I recently have got excited by functors and been using them all over the place. Then the situation arose where I needed my functor to perform two different operations and I thought about adding another method to my functor (not overloading the () operator). Whether this is bad practice or not I am not sure (perhaps you could tell me), but it got me thinking about why I am using functors in the first place and not just objects. So my question is:
Is there anything special about overloading the () operator or is it just very slightly more syntactically appealing than using normal named methods?
Firstly, I know why functors may be preferable to function pointers as explained in other questions. I want to know why they can be preferable to objects with named methods.

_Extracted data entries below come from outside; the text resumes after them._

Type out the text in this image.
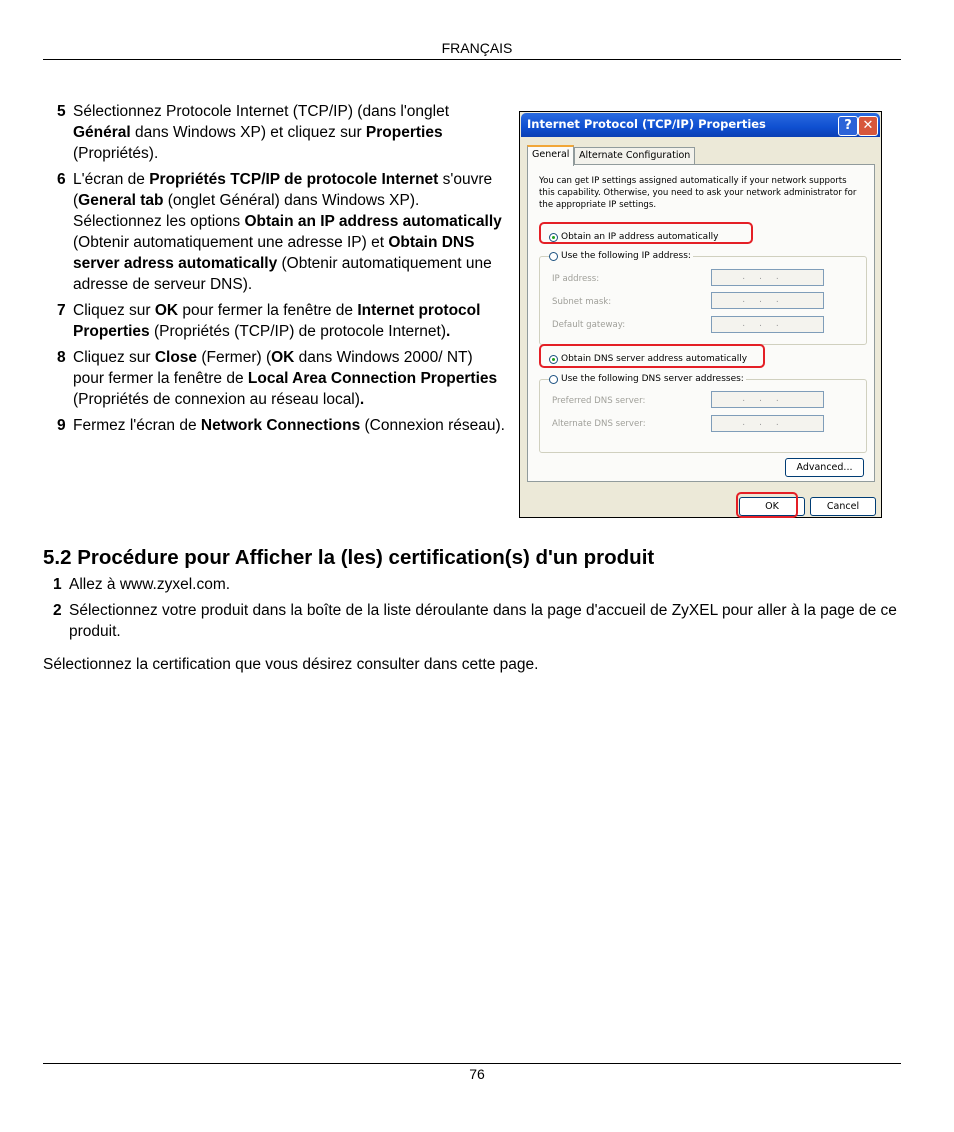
FRANÇAIS
5 Sélectionnez Protocole Internet (TCP/IP) (dans l'onglet Général dans Windows XP) et cliquez sur Properties (Propriétés).
6 L'écran de Propriétés TCP/IP de protocole Internet s'ouvre (General tab (onglet Général) dans Windows XP). Sélectionnez les options Obtain an IP address automatically (Obtenir automatiquement une adresse IP) et Obtain DNS server adress automatically (Obtenir automatiquement une adresse de serveur DNS).
7 Cliquez sur OK pour fermer la fenêtre de Internet protocol Properties (Propriétés (TCP/IP) de protocole Internet).
8 Cliquez sur Close (Fermer) (OK dans Windows 2000/ NT) pour fermer la fenêtre de Local Area Connection Properties (Propriétés de connexion au réseau local).
9 Fermez l'écran de Network Connections (Connexion réseau).
Internet Protocol (TCP/IP) Properties	? ✕
General	Alternate Configuration
You can get IP settings assigned automatically if your network supports this capability. Otherwise, you need to ask your network administrator for the appropriate IP settings.
Obtain an IP address automatically
Use the following IP address:
IP address:	...
Subnet mask:	...
Default gateway:	...
Obtain DNS server address automatically
Use the following DNS server addresses:
Preferred DNS server:	...
Alternate DNS server:	...
Advanced...
OK	Cancel
5.2 Procédure pour Afficher la (les) certification(s) d'un produit
1 Allez à www.zyxel.com.
2 Sélectionnez votre produit dans la boîte de la liste déroulante dans la page d'accueil de ZyXEL pour aller à la page de ce produit.
Sélectionnez la certification que vous désirez consulter dans cette page.
76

Secondly, as for an example of when I wanted to use another possibly named method of my functor: Basically I have two functions, one which calculates something called the modularity of a graph partition -
compute_modularity(), and another which computes the gain in modularity after some change of the partition
compute_modularity_gain(). I thought I could pass these functions as part of the same functor into an optimisation algorithm, with the gain as a named function. The reason I don't just pass two functors into the algorithm, is that I want to enforce that
compute_modularity_gain() is used only in conjuction with
compute_modularity() and not another functor e.g.
compute_stability() (which should only be used with
compute_stability_gain(). In other words, the gain function must be tightly coupled with its sibling function. If there is another way I can enforce this constraint then please let me know.